Letters written by Lewis Carroll, author of Alice's Adventures in Wonderland, shortly before his death have been found in a locked journal.
The five letters, more than 100 years old, were discovered by archivists in Alnwick Castle, Northumberland.
The letters, from in 1896 and 1897, were hidden in a locked journal inside a casket belonging to the 7th Duke of Northumberland's mother, Edith. Carroll, was a friend and contemporary at Oxford University of Henry George Percy, later the 7th Duke, and one letter is to his young daughter Muriel.
The journal was discovered by the castle's head archivist, Colin Shrimpton, who had to call in a locksmith.
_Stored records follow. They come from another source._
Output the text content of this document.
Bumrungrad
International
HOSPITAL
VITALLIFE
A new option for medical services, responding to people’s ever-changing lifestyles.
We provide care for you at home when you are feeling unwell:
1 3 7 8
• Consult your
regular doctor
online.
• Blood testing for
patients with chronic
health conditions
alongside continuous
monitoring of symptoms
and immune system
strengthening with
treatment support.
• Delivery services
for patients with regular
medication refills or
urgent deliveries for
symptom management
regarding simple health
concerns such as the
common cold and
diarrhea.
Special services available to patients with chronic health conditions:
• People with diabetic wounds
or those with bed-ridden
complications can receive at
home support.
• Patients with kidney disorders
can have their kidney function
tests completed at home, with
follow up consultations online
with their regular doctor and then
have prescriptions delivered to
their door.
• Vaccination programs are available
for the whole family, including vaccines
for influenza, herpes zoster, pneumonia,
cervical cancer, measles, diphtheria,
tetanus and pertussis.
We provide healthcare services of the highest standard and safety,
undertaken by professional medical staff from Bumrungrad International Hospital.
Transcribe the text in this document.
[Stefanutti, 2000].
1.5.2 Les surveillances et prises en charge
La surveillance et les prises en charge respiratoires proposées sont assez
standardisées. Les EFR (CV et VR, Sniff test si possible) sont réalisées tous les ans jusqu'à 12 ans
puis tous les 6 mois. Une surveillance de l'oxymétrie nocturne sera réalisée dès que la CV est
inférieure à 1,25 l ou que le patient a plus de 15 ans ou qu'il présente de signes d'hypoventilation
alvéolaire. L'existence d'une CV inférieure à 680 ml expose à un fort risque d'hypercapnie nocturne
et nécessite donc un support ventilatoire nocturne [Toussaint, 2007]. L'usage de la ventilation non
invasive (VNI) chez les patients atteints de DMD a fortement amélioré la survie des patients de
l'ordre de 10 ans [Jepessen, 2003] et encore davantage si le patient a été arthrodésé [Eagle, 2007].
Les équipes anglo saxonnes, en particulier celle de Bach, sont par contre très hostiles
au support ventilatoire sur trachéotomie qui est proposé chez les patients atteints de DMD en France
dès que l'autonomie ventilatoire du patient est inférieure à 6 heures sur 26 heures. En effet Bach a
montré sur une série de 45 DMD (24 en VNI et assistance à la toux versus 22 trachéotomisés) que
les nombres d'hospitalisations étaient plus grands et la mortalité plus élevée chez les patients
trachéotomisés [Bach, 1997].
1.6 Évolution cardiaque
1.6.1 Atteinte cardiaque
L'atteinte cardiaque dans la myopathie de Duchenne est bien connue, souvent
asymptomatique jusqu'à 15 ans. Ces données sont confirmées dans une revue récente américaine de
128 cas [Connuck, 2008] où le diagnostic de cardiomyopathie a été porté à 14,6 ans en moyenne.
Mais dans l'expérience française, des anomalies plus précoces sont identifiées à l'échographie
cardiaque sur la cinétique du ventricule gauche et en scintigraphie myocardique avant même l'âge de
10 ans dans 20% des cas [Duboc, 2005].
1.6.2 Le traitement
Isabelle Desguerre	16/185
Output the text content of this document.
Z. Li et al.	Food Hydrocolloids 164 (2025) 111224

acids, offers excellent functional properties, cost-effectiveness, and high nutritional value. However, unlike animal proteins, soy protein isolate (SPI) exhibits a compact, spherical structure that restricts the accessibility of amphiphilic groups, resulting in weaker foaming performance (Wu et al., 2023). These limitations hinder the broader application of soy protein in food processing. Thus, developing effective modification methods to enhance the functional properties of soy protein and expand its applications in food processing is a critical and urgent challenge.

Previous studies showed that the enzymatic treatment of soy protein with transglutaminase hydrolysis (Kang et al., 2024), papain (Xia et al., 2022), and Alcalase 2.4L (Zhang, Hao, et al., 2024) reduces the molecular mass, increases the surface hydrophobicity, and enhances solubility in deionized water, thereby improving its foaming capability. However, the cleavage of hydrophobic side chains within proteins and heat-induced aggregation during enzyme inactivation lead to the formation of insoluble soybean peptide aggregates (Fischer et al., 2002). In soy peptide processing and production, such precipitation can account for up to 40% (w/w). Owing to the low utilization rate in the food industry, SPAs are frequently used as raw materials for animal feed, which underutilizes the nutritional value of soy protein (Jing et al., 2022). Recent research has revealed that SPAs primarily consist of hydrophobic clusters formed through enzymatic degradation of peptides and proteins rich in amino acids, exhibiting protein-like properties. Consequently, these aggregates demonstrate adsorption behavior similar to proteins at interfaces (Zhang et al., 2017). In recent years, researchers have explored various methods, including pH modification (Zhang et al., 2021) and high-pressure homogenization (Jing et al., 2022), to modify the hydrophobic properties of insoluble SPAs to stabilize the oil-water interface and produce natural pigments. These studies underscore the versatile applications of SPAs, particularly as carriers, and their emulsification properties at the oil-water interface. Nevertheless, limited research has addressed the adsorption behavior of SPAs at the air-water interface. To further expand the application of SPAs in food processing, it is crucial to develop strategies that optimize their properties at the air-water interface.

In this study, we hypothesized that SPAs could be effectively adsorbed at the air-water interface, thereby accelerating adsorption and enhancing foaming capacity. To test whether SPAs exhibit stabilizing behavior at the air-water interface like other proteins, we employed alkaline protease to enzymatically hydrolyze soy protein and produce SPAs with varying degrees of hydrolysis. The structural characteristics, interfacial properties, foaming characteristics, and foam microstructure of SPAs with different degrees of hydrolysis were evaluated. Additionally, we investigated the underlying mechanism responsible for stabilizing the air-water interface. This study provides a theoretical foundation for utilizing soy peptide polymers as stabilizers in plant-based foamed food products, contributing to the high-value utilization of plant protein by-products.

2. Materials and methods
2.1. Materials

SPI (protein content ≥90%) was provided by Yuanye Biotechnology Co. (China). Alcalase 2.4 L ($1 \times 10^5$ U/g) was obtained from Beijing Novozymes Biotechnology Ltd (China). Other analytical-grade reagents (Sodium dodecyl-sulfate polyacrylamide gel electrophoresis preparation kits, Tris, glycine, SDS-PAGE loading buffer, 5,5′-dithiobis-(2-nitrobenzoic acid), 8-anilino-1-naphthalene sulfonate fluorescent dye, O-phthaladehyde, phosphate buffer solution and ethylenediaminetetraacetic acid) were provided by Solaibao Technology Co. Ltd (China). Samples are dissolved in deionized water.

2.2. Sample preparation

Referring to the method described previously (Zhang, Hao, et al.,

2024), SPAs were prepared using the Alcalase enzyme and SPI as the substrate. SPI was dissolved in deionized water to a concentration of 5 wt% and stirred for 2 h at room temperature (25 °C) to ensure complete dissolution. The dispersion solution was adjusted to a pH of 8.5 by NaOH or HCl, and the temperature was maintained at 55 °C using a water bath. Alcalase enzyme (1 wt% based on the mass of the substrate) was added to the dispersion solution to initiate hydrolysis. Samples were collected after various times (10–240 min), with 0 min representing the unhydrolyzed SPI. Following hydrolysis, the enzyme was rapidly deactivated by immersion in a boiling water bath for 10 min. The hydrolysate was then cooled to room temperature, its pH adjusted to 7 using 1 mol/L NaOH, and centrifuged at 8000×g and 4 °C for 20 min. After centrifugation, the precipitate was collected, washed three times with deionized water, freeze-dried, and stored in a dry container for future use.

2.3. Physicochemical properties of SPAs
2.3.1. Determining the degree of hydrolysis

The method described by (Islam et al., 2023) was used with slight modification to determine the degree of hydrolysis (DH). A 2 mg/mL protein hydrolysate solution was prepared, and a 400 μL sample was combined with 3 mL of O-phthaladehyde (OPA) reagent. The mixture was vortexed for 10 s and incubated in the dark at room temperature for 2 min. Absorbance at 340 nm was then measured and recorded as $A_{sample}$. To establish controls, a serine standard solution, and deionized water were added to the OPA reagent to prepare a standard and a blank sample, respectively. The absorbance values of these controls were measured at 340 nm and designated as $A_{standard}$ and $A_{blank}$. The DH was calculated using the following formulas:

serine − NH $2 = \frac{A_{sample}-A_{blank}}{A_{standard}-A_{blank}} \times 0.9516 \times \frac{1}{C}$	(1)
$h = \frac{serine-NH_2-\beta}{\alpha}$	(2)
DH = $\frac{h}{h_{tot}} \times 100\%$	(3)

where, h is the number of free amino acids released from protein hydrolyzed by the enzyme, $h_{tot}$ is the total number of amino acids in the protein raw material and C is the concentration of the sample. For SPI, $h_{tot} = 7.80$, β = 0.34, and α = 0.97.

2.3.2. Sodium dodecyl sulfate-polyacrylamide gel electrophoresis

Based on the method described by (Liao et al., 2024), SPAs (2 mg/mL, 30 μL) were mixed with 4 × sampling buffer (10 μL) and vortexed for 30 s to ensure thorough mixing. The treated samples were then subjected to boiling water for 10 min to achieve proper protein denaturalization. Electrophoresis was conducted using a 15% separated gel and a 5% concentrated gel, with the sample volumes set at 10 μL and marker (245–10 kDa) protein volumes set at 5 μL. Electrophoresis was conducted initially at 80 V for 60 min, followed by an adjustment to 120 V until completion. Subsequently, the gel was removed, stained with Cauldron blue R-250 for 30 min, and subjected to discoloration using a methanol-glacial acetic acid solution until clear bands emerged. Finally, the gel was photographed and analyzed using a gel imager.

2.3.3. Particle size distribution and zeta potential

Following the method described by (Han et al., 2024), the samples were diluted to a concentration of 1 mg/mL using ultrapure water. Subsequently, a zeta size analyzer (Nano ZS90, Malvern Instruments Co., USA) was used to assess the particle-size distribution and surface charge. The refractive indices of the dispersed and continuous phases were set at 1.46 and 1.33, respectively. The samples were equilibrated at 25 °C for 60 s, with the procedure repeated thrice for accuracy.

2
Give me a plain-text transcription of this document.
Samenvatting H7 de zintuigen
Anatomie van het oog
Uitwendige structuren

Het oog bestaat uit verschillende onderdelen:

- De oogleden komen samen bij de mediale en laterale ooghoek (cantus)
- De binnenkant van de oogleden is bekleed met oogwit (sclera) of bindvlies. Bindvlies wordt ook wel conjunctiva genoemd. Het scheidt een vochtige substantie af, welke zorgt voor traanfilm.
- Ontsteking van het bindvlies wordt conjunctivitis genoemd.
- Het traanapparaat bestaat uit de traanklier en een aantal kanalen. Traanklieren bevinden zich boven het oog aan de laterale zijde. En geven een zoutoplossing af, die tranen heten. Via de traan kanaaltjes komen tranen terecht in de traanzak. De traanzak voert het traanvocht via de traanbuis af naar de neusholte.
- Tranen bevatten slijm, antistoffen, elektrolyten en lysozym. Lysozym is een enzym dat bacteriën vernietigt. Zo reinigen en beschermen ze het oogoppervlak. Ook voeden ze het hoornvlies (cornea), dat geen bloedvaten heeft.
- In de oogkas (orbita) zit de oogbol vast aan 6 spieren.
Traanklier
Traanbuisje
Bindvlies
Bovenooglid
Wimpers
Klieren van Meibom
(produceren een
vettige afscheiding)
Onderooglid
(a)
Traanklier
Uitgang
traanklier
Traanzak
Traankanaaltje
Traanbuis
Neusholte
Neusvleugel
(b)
A spokesman for the 12th Duke said yesterday: "We think it is quite exciting because the final letter was written so close to his death and was actually signed Lewis Carroll as opposed to his real name Charles Dodgson.
"What we have to remember is Carroll's books were the Harry Potter books of their time and for the seven-year-old Muriel to have received such a letter must have been wonderful."
One of the letters is a reply to a garden party invitation. Three others try to persuade Lord Percy and his wife to have a portrait painted of their eighth child, Mary.
The final letter was written at Christmas 1897 to the couple's 13th child, Muriel, with which he sent a plum cake. This letter is thought to have been one of his last. He died on 14 January, 1898, aged 65.
The letters are on display until the end of October at Alnwick Castle as part of an exhibition of children's literature.